Do you know that sexual commerce between married couples for any other reason than procreation was once called "unchaste"? Are you aware that the Early Church prioritized the life of the celibate way over that of the married man or woman, and that THAT was called perfect "chastity"? Are you aware that the modern Church now teaches that "chastity" within the monogamous heterosexual marriage may now include as much sexual commerce between the couple as they wish, so long as neither uses the other's body purely for pleasure? What else is "chastity" other than being self-sacrificial in one's sexual behavior? And, if THAT is what "chastity" is, why does the Church insist that two monogamous people of the same sex may not have their sexual transactions be coloured by that quality? Of course, it may not be a Catholic sacramental marriage, for reasons having to do with the nature of indissoluble Catholic marriage, which mirrors the sacrifice of Christ on the cross, for his Bride, the Church, but it certainly may be a minor sin, and it certainly may not be anything "crying out" for God's wrath. Whether it is "mortal sin" may depend entirely upon the context, and be best left to the confessor to assess.
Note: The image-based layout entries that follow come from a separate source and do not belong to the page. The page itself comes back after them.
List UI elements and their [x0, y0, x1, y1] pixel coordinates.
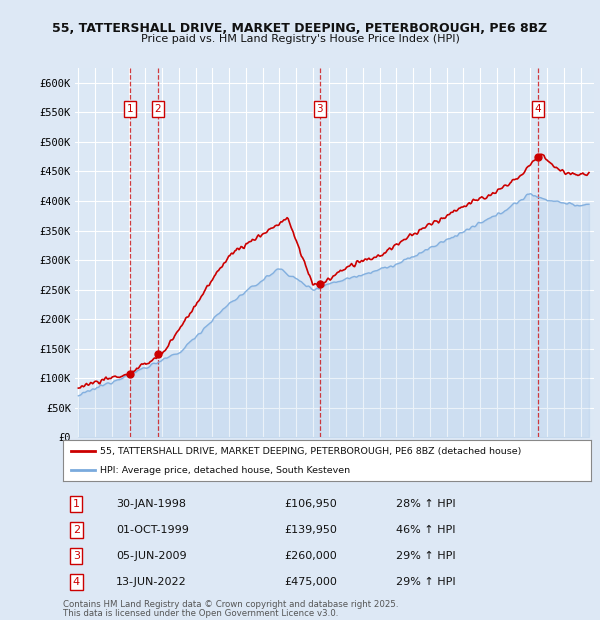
Text: £139,950: £139,950	[285, 525, 338, 535]
Text: £106,950: £106,950	[285, 499, 338, 509]
Text: 29% ↑ HPI: 29% ↑ HPI	[395, 551, 455, 561]
Text: 55, TATTERSHALL DRIVE, MARKET DEEPING, PETERBOROUGH, PE6 8BZ (detached house): 55, TATTERSHALL DRIVE, MARKET DEEPING, P…	[100, 447, 521, 456]
Text: 1: 1	[73, 499, 80, 509]
Text: 2: 2	[73, 525, 80, 535]
Text: 4: 4	[73, 577, 80, 587]
Text: 55, TATTERSHALL DRIVE, MARKET DEEPING, PETERBOROUGH, PE6 8BZ: 55, TATTERSHALL DRIVE, MARKET DEEPING, P…	[52, 22, 548, 35]
Text: 1: 1	[127, 104, 133, 114]
Text: 46% ↑ HPI: 46% ↑ HPI	[395, 525, 455, 535]
Text: 3: 3	[73, 551, 80, 561]
Text: 29% ↑ HPI: 29% ↑ HPI	[395, 577, 455, 587]
Text: This data is licensed under the Open Government Licence v3.0.: This data is licensed under the Open Gov…	[63, 609, 338, 618]
Text: 28% ↑ HPI: 28% ↑ HPI	[395, 499, 455, 509]
Text: 30-JAN-1998: 30-JAN-1998	[116, 499, 186, 509]
Text: Price paid vs. HM Land Registry's House Price Index (HPI): Price paid vs. HM Land Registry's House …	[140, 34, 460, 44]
Text: 2: 2	[155, 104, 161, 114]
Text: HPI: Average price, detached house, South Kesteven: HPI: Average price, detached house, Sout…	[100, 466, 350, 475]
Text: 3: 3	[316, 104, 323, 114]
Text: Contains HM Land Registry data © Crown copyright and database right 2025.: Contains HM Land Registry data © Crown c…	[63, 600, 398, 609]
Text: £475,000: £475,000	[285, 577, 338, 587]
Text: 01-OCT-1999: 01-OCT-1999	[116, 525, 188, 535]
Text: 05-JUN-2009: 05-JUN-2009	[116, 551, 187, 561]
Text: 4: 4	[535, 104, 541, 114]
Text: £260,000: £260,000	[285, 551, 338, 561]
Text: 13-JUN-2022: 13-JUN-2022	[116, 577, 187, 587]
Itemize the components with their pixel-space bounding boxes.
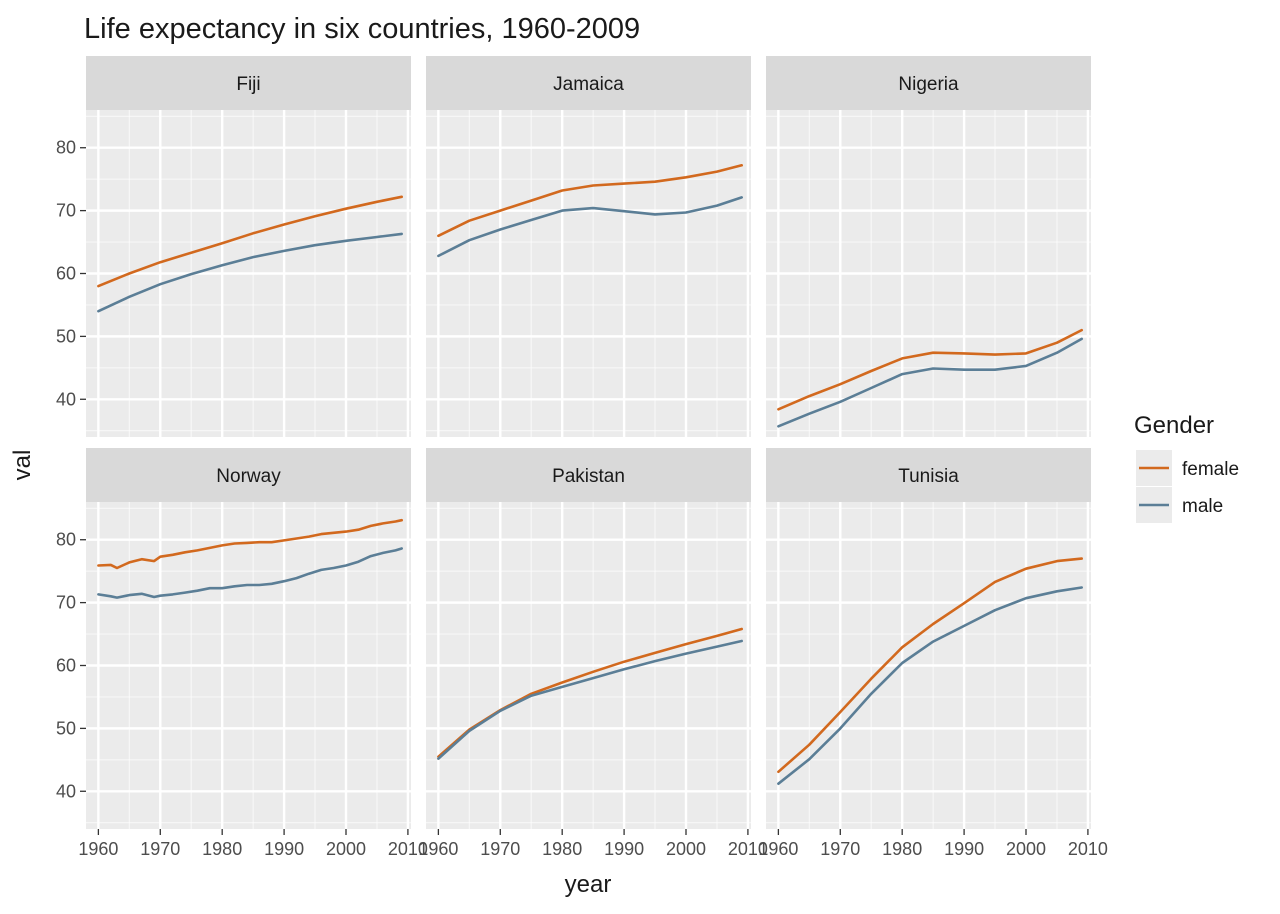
x-tick-label: 2000 — [666, 839, 706, 859]
series-line-male — [777, 586, 1083, 786]
chart-title: Life expectancy in six countries, 1960-2… — [84, 13, 640, 45]
legend-label-male: male — [1182, 496, 1223, 517]
facet-strip — [426, 448, 751, 502]
legend-title: Gender — [1134, 412, 1214, 439]
y-tick-label: 50 — [56, 718, 76, 738]
series-line-female — [97, 518, 404, 570]
series-line-female — [777, 557, 1083, 774]
series-line-male — [437, 639, 744, 760]
x-tick-label: 1970 — [140, 839, 180, 859]
y-tick-label: 80 — [56, 530, 76, 550]
x-tick-label: 2000 — [326, 839, 366, 859]
y-tick-label: 60 — [56, 656, 76, 676]
facet-strip-label: Pakistan — [552, 466, 625, 487]
x-tick-label: 2010 — [1068, 839, 1108, 859]
series-line-female — [777, 328, 1083, 411]
y-tick-label: 60 — [56, 264, 76, 284]
y-tick-label: 50 — [56, 326, 76, 346]
x-tick-label: 1960 — [758, 839, 798, 859]
x-tick-label: 1970 — [480, 839, 520, 859]
y-tick-label: 70 — [56, 593, 76, 613]
x-tick-label: 2010 — [728, 839, 768, 859]
x-tick-label: 2000 — [1006, 839, 1046, 859]
x-tick-label: 1990 — [264, 839, 304, 859]
facet-strip-label: Tunisia — [898, 466, 959, 487]
x-tick-label: 1960 — [418, 839, 458, 859]
x-tick-label: 1960 — [78, 839, 118, 859]
facet-strip — [86, 448, 411, 502]
panel-pakistan: Pakistan 1960 1970 1980 1990 2000 2010 — [418, 448, 768, 859]
facet-strip-label: Nigeria — [898, 74, 959, 95]
y-tick-label: 70 — [56, 201, 76, 221]
x-tick-label: 1970 — [820, 839, 860, 859]
panel-norway: Norway 40 50 60 70 80 1960 1970 1980 1990 2000 2010 — [56, 448, 428, 859]
series-line-female — [437, 164, 744, 238]
facet-strip-label: Jamaica — [553, 74, 624, 95]
y-axis-title: val — [9, 450, 36, 481]
series-line-female — [97, 195, 404, 288]
x-axis-title: year — [565, 871, 612, 898]
series-line-male — [777, 337, 1083, 428]
series-line-male — [97, 547, 404, 599]
y-tick-label: 40 — [56, 389, 76, 409]
x-tick-label: 1990 — [944, 839, 984, 859]
facet-strip — [86, 56, 411, 110]
panel-tunisia: Tunisia 1960 1970 1980 1990 2000 2010 — [758, 448, 1108, 859]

Aaaand...there it is--the unabashed attempt to justify open dissent from the truth about chastity, purity of heart, and God's plan for the human person. Here is the actual correct definition of chastity:
2337 Chastity means the successful integration of sexuality within the person and thus the inner unity of man in his bodily and spiritual being. Sexuality, in which man's belonging to the bodily and biological world is expressed, becomes personal and truly human when it is integrated into the relationship of one person to another, in the complete and lifelong mutual gift of a man and a woman.
That *also* is the correct definition of "sexuality"--a singular noun, not plural. There aren't "sexualities"--there is only "sexuality"--and it's ordered toward the conjugal love of a man and a woman (see CCC 2360).